I imagine that casual sex5 is much like going to the ice cream parlor and just getting nothing but free teaspoon-sized samples. Sometimes you just want to try new things without investing a whole lot in the experience. Sometimes you're passing by and you just get a sudden hankering for mint chocolate chip. Sometimes you're broke and you're starving and you'll settle for anything that's free, even if it's liver sorbet.

It seems like so much fun, so footloose and fancy-free. And besides, everyone else is doing it. All right, maybe not. But when you're not doing it, it certainly seems like everyone else is doing it. Loudly. All the time. All day. All night. In the next apartment. In that supply closet. With your roommate. Wouldn't you like to have a taste? (As long as you use protection, lest you acquire a "cavity" that burns when you pee.)

I've wanted to do it. I've tried to do it. But I never could do it. Because sex without love is inherently phony – and not just because it usually requires lying to the other person. ("I'll respect you in the morning. For right now, though, wear this harness.") More importantly, it involves lying to yourself, You telling You that empty sex is all you deserve, or all you can afford. That, my friends, is bullshit.

So if it seems like I'm flippant about sex, it's not because I don't take it seriously. It's because there is a lot of hypocrisy and hyperbole surrounding the whole sordid enterprise, and sometimes we need to hear how silly we sound.

And if it seems like I talk a lot about sex, it's not because I'm obsessed with it. I just think sex is important because it fuels so many of our actions and motivations, and it so generously informs all of our interpersonal relationships. And to ignore such a fundamental element of who we are is like not talking about our parents, or our god, or next week's "Smallville."

And if it seems like I think a lot about sex, well, that's true. Once every half-hour, scientific research says. (This figure is slightly lower during baseball season.) But you can rest assured that when I think about it, I'm thinking about it in the context of a loving, monogamous and mutually rewarding relationship in which the man and the woman are free to explore their desires and communicate their needs, thereby building a framework of intimacy and trust on which can be established true self-actualization, as embodied by a supportive family with whom they can travel safely and securely down the road of life that leads to the city of enlightenment in the state of unwavering bliss.

And then I think, "Yeah, right," and I just buy a double-scoop of chocolate.

footnote 3

Date: 2004-12-20 08:55 pm (UTC)
From: [identity profile] enchanted-pants.livejournal.com
(3) Once, I took up cross-stitching. Another time, I allowed a woman to paint my fingernails with silver nail polish. It makes the time I drove a girl to the train station at 4 a.m. seem quaint and charming.
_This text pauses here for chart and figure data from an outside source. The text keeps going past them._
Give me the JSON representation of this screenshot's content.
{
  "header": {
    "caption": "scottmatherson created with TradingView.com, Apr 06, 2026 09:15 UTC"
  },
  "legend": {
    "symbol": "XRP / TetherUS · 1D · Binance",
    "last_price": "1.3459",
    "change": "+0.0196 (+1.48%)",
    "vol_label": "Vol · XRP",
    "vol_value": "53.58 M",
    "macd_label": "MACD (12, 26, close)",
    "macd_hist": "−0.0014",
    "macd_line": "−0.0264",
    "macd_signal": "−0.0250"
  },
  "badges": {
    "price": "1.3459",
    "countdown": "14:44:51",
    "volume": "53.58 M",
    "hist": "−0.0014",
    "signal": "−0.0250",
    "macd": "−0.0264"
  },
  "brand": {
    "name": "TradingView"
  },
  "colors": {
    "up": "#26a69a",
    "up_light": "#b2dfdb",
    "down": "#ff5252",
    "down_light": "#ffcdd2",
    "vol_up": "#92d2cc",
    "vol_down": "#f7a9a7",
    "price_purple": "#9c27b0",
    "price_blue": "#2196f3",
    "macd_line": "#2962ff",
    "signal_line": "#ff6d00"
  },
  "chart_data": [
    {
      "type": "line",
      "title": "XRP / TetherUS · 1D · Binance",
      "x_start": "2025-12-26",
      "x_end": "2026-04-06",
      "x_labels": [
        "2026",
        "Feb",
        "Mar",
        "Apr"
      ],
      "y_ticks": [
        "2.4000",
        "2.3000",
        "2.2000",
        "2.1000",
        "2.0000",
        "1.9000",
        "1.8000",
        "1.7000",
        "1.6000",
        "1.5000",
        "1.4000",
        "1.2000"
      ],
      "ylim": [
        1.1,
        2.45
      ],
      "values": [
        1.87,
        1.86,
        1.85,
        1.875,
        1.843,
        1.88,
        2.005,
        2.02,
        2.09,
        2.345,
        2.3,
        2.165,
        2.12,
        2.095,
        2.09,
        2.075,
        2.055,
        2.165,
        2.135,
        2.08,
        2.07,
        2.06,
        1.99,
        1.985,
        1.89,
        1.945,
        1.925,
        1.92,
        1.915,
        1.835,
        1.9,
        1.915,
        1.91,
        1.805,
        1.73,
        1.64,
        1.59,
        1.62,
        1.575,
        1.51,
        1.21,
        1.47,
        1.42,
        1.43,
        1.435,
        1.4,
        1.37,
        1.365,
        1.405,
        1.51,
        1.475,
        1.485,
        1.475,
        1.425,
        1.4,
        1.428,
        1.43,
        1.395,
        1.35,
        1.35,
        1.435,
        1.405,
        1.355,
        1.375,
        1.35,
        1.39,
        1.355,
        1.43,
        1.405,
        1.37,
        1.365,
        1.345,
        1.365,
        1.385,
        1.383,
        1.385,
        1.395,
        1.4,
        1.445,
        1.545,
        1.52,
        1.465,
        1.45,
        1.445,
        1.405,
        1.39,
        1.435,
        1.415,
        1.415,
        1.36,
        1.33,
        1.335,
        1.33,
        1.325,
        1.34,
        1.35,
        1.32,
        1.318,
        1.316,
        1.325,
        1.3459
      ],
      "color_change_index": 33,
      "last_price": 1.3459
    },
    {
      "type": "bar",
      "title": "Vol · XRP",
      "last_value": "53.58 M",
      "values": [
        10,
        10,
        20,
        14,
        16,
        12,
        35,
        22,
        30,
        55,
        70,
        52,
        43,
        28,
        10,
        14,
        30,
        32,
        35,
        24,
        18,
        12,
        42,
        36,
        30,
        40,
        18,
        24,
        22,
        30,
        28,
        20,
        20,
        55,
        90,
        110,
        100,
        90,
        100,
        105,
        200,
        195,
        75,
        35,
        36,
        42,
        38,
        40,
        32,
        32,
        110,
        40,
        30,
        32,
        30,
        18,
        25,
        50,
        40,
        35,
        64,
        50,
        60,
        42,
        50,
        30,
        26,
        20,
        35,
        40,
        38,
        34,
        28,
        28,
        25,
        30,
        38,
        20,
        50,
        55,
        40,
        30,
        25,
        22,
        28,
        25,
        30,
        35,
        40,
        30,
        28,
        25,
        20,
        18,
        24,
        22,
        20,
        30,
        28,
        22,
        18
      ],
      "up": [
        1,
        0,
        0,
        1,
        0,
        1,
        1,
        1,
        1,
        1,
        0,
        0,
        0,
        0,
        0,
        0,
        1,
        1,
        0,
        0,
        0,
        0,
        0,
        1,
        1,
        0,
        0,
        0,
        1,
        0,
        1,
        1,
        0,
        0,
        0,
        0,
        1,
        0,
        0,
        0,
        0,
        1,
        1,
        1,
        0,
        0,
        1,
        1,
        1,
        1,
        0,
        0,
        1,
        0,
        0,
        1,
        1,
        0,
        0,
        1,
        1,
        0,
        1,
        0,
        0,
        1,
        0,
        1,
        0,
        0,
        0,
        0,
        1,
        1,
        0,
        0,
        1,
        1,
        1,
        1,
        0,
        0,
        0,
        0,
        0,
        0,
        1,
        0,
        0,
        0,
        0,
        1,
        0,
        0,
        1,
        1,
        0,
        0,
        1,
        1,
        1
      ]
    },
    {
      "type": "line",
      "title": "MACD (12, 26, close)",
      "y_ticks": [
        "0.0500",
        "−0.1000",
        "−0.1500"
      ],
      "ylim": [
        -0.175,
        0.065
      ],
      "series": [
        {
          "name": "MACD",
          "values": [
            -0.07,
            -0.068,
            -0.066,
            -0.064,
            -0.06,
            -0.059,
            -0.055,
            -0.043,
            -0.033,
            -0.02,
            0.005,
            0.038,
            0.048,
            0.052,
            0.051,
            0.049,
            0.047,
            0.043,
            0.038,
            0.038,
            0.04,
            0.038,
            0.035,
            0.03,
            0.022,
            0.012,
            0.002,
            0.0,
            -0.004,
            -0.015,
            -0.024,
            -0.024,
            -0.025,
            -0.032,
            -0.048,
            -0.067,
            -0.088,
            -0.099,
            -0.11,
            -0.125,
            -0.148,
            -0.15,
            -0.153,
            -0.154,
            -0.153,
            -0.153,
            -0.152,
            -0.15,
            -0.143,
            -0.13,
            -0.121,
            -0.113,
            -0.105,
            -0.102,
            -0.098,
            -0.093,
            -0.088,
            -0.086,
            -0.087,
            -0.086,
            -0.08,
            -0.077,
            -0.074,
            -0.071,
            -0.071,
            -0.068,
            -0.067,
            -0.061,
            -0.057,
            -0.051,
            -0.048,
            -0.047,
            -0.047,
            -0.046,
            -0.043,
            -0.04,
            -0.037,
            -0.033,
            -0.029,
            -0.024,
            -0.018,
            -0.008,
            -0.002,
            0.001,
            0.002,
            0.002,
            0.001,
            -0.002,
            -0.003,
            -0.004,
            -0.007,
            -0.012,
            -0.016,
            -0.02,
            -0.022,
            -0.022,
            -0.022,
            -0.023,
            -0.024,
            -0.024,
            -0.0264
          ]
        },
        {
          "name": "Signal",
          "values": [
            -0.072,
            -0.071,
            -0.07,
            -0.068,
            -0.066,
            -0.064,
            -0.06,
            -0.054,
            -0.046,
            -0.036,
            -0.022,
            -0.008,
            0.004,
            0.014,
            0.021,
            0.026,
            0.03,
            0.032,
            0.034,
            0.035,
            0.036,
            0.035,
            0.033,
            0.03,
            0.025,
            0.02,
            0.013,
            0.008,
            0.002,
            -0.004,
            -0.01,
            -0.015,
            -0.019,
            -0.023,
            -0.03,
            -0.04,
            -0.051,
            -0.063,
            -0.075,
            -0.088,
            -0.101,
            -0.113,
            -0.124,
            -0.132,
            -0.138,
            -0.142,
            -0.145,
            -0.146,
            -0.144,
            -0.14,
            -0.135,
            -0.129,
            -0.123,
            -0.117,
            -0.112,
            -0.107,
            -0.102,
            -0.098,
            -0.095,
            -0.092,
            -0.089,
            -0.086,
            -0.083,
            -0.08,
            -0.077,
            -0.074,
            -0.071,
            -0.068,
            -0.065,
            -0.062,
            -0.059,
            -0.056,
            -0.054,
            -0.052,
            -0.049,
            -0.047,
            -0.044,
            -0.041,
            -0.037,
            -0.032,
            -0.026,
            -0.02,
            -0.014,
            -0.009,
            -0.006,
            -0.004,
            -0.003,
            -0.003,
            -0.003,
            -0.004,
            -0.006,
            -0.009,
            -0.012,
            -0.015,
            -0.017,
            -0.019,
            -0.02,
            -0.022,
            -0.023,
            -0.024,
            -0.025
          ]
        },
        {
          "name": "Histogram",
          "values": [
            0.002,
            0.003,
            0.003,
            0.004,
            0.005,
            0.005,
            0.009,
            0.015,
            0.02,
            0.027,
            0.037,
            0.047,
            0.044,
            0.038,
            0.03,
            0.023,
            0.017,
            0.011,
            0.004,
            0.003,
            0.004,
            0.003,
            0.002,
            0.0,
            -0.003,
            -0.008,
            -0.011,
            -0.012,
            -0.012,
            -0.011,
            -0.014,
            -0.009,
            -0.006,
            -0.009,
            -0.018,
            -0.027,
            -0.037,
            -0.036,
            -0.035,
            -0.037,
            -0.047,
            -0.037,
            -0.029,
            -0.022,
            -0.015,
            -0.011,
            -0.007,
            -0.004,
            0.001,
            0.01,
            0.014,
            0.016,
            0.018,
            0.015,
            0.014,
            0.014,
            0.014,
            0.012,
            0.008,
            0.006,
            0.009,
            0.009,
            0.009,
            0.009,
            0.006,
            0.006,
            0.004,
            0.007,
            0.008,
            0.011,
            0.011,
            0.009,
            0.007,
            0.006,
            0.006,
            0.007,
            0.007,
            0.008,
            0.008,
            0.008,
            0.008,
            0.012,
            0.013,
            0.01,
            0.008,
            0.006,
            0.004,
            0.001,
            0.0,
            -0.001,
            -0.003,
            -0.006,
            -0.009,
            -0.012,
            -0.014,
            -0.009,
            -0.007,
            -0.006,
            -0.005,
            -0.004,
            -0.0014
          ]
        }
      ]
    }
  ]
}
The things we do to get sex always make the best stories. You might be wondering: why, then, isn't there more comedy-pornography? There's a simple answer for that, actually. Really good-looking people – the kind of people you would theoretically want to see copulating – are not funny. A sense of humor is only developed as either a defense mechanism against peer cruelty or as a way to distract from facial or bodily abnormalities.